Вдруг взгляд его скользнул в сторону забора: оказывается, к нему неслышно подъехали трое всадников. Саба, наткнувшись на колючий взгляд Барнабишвили, съежился и напрягся.
— Если в гости пожаловали — прошу в дом, — пригласил он.
— Чей это конь? — пропустив мимо ушей приглашение, спросил Барнабишвили.
— Если войдете, я объясню. Мне есть что вам сказать.
— Это нам есть что сказать… Лошади испоганили все вокруг, а ты мне тут лазарет устроил.
— Может, приручим этих коней, будут служить нам, и я помогу, а то ведь и им трудно приходится… вот, этого сегодня волк задрал, — пытался сохранить миролюбивый тон Саба.
— С каких пор ты стал думать об общей пользе, а?! — вызывающе продолжал Барнабишвили.

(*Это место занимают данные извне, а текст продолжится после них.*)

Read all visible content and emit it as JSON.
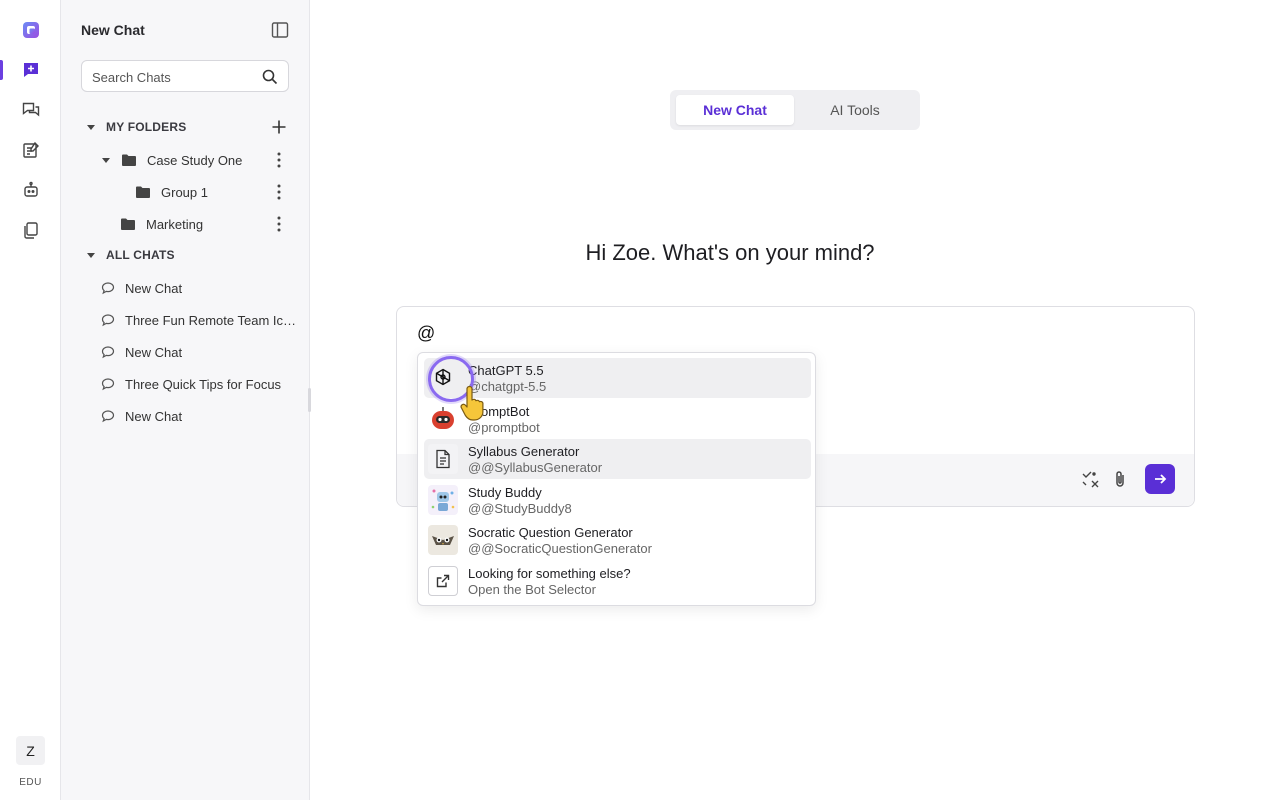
{
  "colors": {
    "accent": "#5a2fd6",
    "rail_active": "#6b3fe0"
  },
  "rail": {
    "icons": [
      "app-logo-icon",
      "new-chat-icon",
      "chats-icon",
      "notes-icon",
      "bot-icon",
      "files-icon"
    ],
    "avatar": "Z",
    "edu": "EDU"
  },
  "sidebar": {
    "title": "New Chat",
    "search_placeholder": "Search Chats",
    "my_folders": "MY FOLDERS",
    "folders": [
      {
        "name": "Case Study One"
      },
      {
        "name": "Group 1"
      },
      {
        "name": "Marketing"
      }
    ],
    "all_chats": "ALL CHATS",
    "chats": [
      "New Chat",
      "Three Fun Remote Team Icebreakers",
      "New Chat",
      "Three Quick Tips for Focus",
      "New Chat"
    ]
  },
  "main": {
    "tabs": [
      "New Chat",
      "AI Tools"
    ],
    "greeting": "Hi Zoe. What's on your mind?",
    "composer_value": "@"
  },
  "mentions": [
    {
      "name": "ChatGPT 5.5",
      "handle": "@chatgpt-5.5"
    },
    {
      "name": "PromptBot",
      "handle": "@promptbot"
    },
    {
      "name": "Syllabus Generator",
      "handle": "@@SyllabusGenerator"
    },
    {
      "name": "Study Buddy",
      "handle": "@@StudyBuddy8"
    },
    {
      "name": "Socratic Question Generator",
      "handle": "@@SocraticQuestionGenerator"
    },
    {
      "name": "Looking for something else?",
      "handle": "Open the Bot Selector"
    }
  ]
}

— Не перечь, Барнабишвили, эти кони стоят того, чтобы за ними ухаживать, — ответил Саба.
— Нужно было думать, когда вы начали их разводить, а теперь поздно. Кто справится с таким табуном?!
— Я справлюсь!
— Ты?! И ты туда же, старое вспомнил, да?! Сто коней на одного человека, не много ли придется?
— Не для себя стараюсь — для вас!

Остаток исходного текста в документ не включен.